Uma crise há muito anunciada

Uma das instituições sociais mais antigas de Sesimbra, erguida em 1971, está a viver momentos de grande aflição, mesmo à beira do colapso. Isto porque as dificuldades e a má gestão têm andado de mãos dadas gerando uma situação de não retorno.

Durante os últimos anos, de acordo com inúmeros relatos, a crise que se instalou na Casa do Povo de Sesimbra foi sendo mascarada por uma gestão autoritária, isolacionista, incapaz de inverter o rumo da situação, negligenciando a atividade da instituição, resultando na perda de utentes, nomeadamente crianças. Ao mesmo tempo, os prejuízos de contas nunca tornadas públicas foram acumulando.

Estas evidências são do conhecimento público e também de muitas autoridades, também elas incapazes de agir, seja por um certo ‘deixar andar’, seja por não terem tutela ou capacidade de intervir, ao abrigo da legislação em vigor, como é o caso das autarquias do concelho. Acresce, que os associados da Casa do Povo foram abandonando o barco, deixando-o à bolina e nas mãos de forasteiros, sem nenhuma ligação ao município.

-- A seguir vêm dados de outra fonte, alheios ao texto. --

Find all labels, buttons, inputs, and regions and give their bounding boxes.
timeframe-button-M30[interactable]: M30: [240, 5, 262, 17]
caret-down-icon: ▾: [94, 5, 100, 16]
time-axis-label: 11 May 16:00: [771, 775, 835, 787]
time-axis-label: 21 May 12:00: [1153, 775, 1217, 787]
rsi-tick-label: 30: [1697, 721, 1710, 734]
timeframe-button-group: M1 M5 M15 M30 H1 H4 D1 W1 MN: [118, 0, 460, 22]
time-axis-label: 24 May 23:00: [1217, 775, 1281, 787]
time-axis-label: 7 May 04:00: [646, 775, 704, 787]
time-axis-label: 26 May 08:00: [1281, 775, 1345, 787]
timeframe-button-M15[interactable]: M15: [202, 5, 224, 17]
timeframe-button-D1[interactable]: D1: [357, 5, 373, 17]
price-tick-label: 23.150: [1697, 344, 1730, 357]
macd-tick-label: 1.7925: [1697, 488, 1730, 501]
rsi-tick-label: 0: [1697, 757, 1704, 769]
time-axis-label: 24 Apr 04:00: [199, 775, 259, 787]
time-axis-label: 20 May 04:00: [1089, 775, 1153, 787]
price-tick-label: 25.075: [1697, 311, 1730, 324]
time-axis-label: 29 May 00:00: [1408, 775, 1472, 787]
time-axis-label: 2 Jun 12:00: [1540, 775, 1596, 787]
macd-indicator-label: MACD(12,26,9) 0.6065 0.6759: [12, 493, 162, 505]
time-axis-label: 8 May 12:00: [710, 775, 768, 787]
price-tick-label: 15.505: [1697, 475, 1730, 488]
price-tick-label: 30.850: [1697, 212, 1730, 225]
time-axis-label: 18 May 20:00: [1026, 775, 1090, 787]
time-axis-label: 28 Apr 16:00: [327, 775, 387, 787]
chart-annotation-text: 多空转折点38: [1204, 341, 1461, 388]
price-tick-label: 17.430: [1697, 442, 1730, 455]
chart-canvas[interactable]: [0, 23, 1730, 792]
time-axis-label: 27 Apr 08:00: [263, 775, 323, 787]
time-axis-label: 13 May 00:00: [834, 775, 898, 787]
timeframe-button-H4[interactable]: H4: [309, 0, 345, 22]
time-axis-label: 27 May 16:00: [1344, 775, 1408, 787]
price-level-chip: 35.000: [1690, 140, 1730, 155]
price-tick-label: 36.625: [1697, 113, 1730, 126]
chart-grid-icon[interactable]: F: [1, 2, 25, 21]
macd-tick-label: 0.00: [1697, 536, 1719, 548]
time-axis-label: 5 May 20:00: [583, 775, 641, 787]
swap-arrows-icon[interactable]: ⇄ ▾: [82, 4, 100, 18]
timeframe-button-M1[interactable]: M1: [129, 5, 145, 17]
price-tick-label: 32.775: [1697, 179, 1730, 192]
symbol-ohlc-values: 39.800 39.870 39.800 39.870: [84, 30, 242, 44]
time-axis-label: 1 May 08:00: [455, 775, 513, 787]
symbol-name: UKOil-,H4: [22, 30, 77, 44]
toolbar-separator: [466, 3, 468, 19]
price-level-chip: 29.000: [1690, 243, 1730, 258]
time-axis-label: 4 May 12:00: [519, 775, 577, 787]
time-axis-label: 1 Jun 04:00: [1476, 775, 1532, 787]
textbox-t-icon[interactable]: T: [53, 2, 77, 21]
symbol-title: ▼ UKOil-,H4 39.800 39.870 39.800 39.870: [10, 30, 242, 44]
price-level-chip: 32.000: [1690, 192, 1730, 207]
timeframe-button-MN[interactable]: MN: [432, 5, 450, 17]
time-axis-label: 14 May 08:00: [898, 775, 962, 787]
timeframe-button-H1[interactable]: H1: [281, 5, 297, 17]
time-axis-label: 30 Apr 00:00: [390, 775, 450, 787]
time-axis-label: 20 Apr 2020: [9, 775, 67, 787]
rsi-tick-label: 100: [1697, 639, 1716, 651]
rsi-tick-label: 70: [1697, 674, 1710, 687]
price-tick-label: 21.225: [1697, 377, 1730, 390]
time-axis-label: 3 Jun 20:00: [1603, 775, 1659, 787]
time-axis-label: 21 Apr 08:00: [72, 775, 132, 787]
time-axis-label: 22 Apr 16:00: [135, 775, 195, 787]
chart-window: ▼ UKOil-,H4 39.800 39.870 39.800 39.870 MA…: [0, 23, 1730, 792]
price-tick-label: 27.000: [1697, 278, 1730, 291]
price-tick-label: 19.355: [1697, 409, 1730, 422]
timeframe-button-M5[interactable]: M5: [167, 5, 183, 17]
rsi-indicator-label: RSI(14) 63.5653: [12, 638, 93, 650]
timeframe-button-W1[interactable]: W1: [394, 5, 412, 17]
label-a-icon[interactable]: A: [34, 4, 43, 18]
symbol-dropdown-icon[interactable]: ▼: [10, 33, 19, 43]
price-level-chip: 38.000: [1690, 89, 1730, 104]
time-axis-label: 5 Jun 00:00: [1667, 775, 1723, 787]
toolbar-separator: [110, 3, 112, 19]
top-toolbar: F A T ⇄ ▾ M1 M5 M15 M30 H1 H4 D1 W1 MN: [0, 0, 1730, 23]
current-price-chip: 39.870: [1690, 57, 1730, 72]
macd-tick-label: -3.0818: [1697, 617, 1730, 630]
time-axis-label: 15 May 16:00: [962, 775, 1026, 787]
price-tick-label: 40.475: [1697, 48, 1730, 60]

Este facto podia não ser um problema, caso estes dirigentes fossem competentes e apresentassem resultados. Mas não, antes pelo contrário. O atual presidente da direção, que gere outras instituições congéneres na cidade de Setúbal, foi alvo de processos de investigação no âmbito da mesma atividade corria o ano de 2018. E ficou tudo na mesma. Claro que a presunção de inocência deve ser tida sempre em conta, e tudo o que for mais que isso é de lamentar. Mas em instituições, mesmo privadas, com massa crítica e com órgãos sociais a funcionar em pleno, em que uns fiscalizam os outros, seria impossível chegar-se a este ponto e este esticar da corda.

É este o denominador deste texto, lembrando o caso Raríssimas, em que, não raramente, algumas figuras pardas se assenhoriam destas casas sociais, geridas com dinheiros públicos, confundindo-se com a própria instituição.

O problema é que agora já nem há tempo de lamber feridas. Que se salve a Casa do Povo de Sesimbra, que se enalteça o trabalho dos laboriosos funcionários que a têm segurado e que se procurem soluções imediatas para os utentes: crianças e idosos.